It's not often that Mad magazine gets referenced in serious health policy circles. But the release last spring of dense draft regulations launching a key health reform component -- accountable care organizations -- unfortunately spurred comparisons to the magazine's mythical game of "43-man squamish," whose rules were deliberately made so convoluted that no one could figure out how to play.

Seven months later, the oft-maligned federal agency charged with writing these rules is no longer fielding Alfred E. Neuman jokes. Instead, it's the deserving recipient of thank-you letters for the dramatic improvements made since March to regulations for the pioneering Medicare Shared Savings Program.

Last week, the Center for Medicare and Medicaid Services (CMS), released the final rules for this voluntary and innovative program, which encourages hospitals, physicians and other providers to band together and assume responsibility for improving the health of a certain number of Medicare patients. These accountable care organizations, or ACOs, will be rewarded for improving patient outcomes. That will make this program, slated to begin in 2012, an early effort at payment reform. The nation's current piecemeal payment system is one of the main drivers of its soaring health care costs, because providers are rewarded for more care instead of better care.
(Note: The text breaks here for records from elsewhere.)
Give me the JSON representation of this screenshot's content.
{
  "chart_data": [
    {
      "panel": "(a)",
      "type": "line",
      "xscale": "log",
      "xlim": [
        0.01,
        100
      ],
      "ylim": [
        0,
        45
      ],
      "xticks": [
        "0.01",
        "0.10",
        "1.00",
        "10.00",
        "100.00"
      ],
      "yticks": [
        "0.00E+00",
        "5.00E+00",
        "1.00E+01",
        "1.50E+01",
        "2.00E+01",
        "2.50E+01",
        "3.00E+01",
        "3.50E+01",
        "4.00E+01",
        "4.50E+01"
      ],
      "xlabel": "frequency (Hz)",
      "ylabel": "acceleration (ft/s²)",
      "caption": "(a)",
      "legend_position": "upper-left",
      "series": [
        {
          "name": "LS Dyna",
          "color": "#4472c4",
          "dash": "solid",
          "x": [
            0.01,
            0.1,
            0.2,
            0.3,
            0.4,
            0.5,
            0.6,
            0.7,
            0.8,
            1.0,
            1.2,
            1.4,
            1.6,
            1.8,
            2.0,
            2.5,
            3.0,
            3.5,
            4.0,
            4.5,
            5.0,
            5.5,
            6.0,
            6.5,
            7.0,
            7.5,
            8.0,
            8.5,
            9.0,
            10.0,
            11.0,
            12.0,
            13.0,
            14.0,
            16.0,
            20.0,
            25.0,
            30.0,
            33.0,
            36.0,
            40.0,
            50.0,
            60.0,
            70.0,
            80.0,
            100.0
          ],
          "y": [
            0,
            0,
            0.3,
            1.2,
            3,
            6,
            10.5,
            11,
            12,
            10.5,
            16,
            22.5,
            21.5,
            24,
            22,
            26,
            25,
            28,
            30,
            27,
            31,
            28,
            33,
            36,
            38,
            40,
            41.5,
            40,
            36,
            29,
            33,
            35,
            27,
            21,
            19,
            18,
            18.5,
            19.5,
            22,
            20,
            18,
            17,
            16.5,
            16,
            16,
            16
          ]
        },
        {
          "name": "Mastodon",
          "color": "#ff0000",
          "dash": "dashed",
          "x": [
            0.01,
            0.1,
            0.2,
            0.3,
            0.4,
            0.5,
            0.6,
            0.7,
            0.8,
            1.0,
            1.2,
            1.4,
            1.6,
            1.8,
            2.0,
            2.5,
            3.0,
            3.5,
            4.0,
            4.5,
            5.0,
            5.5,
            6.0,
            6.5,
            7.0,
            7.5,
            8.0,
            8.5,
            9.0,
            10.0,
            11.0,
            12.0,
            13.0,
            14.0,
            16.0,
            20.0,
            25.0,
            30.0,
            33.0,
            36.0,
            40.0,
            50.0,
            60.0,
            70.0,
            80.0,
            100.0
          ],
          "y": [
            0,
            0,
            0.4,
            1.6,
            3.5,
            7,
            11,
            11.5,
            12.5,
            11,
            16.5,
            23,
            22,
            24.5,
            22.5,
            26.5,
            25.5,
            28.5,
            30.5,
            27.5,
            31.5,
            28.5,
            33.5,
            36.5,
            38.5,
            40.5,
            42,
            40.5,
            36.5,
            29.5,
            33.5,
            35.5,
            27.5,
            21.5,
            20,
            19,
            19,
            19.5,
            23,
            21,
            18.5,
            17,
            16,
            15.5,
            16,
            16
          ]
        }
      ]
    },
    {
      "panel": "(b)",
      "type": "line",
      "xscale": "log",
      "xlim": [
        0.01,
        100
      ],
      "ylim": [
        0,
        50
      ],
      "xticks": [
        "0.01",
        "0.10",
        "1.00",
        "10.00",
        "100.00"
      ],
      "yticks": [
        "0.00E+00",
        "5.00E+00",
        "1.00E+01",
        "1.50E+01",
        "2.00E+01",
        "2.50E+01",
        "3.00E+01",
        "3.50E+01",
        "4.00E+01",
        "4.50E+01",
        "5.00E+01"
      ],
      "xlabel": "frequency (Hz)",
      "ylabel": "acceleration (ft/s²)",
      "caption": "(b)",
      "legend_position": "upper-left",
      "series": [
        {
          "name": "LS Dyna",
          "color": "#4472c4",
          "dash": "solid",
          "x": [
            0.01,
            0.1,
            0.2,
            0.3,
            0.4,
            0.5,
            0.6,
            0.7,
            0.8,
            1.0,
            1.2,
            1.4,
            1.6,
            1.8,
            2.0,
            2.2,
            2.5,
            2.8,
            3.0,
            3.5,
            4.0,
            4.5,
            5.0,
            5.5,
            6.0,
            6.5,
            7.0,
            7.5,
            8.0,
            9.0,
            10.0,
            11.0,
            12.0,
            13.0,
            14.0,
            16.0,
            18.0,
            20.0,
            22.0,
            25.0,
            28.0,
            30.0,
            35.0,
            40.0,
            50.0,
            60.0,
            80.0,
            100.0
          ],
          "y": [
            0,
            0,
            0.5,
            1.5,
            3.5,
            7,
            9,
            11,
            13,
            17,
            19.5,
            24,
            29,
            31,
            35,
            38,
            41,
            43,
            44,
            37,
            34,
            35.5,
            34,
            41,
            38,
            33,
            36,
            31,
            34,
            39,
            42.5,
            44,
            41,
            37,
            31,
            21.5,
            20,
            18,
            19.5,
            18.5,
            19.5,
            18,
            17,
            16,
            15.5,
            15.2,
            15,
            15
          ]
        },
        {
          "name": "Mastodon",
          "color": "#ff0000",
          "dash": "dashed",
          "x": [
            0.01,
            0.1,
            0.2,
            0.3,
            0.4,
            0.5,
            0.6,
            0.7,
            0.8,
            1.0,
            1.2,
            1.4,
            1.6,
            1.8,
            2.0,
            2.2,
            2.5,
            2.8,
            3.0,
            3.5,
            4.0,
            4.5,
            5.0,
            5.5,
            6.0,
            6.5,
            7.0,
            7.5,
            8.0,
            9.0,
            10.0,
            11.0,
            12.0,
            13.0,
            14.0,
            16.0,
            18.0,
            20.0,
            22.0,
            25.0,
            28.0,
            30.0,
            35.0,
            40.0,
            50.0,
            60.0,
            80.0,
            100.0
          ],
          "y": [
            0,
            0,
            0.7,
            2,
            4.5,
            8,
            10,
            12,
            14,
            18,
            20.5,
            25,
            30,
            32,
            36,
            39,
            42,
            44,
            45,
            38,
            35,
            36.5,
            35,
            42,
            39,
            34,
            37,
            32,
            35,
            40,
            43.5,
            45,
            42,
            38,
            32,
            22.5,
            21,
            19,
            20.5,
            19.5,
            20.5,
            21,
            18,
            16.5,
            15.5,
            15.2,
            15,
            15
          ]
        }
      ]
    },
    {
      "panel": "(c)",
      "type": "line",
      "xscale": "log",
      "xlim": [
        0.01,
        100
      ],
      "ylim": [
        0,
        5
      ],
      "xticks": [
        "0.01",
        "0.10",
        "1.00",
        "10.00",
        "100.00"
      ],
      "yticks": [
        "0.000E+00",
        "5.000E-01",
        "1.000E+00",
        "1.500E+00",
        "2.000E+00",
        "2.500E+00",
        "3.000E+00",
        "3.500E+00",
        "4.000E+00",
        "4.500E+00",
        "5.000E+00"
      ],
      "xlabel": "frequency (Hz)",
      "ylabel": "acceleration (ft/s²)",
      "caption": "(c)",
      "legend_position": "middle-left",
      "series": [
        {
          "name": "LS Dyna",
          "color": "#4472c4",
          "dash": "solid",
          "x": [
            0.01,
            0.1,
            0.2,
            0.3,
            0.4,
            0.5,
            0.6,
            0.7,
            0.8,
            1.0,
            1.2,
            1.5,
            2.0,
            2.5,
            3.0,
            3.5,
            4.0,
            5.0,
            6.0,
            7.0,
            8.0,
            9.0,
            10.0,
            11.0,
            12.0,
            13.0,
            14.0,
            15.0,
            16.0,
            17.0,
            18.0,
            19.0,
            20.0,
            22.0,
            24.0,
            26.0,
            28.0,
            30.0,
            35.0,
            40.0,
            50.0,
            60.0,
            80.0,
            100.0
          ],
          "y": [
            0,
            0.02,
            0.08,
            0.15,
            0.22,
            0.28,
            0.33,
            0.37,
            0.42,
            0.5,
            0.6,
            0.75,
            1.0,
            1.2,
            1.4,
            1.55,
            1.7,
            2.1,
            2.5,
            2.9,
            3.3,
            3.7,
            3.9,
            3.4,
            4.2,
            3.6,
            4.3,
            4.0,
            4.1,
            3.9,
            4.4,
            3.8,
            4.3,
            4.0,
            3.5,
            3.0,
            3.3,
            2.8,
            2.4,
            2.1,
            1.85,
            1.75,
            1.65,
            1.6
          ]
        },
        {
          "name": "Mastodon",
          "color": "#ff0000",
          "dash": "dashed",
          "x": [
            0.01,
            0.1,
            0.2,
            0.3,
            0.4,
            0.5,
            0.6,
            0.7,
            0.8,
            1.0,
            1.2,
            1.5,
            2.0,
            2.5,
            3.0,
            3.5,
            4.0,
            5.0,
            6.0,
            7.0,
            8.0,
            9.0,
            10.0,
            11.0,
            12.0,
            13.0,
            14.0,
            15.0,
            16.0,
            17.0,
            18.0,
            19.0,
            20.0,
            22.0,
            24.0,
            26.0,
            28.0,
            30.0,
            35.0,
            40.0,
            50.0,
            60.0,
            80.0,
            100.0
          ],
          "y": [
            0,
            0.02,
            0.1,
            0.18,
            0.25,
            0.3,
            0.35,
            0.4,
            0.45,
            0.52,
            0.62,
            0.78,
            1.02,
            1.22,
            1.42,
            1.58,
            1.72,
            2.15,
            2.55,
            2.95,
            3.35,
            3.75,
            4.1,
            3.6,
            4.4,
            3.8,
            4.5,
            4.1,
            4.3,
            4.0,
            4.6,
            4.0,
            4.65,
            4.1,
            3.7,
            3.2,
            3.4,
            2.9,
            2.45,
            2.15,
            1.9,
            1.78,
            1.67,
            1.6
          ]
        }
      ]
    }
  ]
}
It is clear from the changes that the CMS listened to the feedback provided by health industry leaders, many of whom looked at the rules and concluded that few providers would want to participate. There was a real risk that this promising new program would be stillborn.

Among the key changes made since last spring: reducing financial risk for participating providers, allowing providers to more quickly share in the savings they achieve, and reducing the number of ways that providers are gauged on the quality of care they provide. The number of these measurements has dropped from 65 to 33, which is still a healthy number. The remaining measures -- such as hospital readmissions or the percentage of patients who get cancer screenings -- are also robust gauges of patient health, according to Mark Zezza, a senior policy analyst with Commonwealth Fund.

Federal officials also expanded eligible ACO sponsors to include community health centers and some rural health clinics.

The scope of the changes made to the rules since March is almost unprecedented. The thoughtful improvements will likely entice more providers to form or join ACOs. The changes should also help calm concerns about federal agencies' ability to translate the legislative language of the massive 2010 Affordable Care Act into practical guidelines.

"It is my impression that you have succeeded in making the ACO regulations workable and attractive enough to garner an initial volume of voluntary participation," said a thank-you letter sent to the CMS this week by Donald Fisher, the president and CEO of the American Medical Group Association, whose members include some of the nation's most prestigious providers.

The changes also drew praise this week from Minnesota health care leaders, including Park Nicollet and Fairview Health Services. Fairview CEO Mark Eustis said Friday that his organization is still reviewing the new rules, but added that he is optimistic about participating in the program.

The Medicare Shared Savings program is estimated to save about $470 million by 2016. Federal officials are hopeful that as many as 240 ACOs will participate in the program by then. The ACO rules are still no easy read, and there's a steep learning curve ahead, but the regulatory changes will get the program off to a healthier start.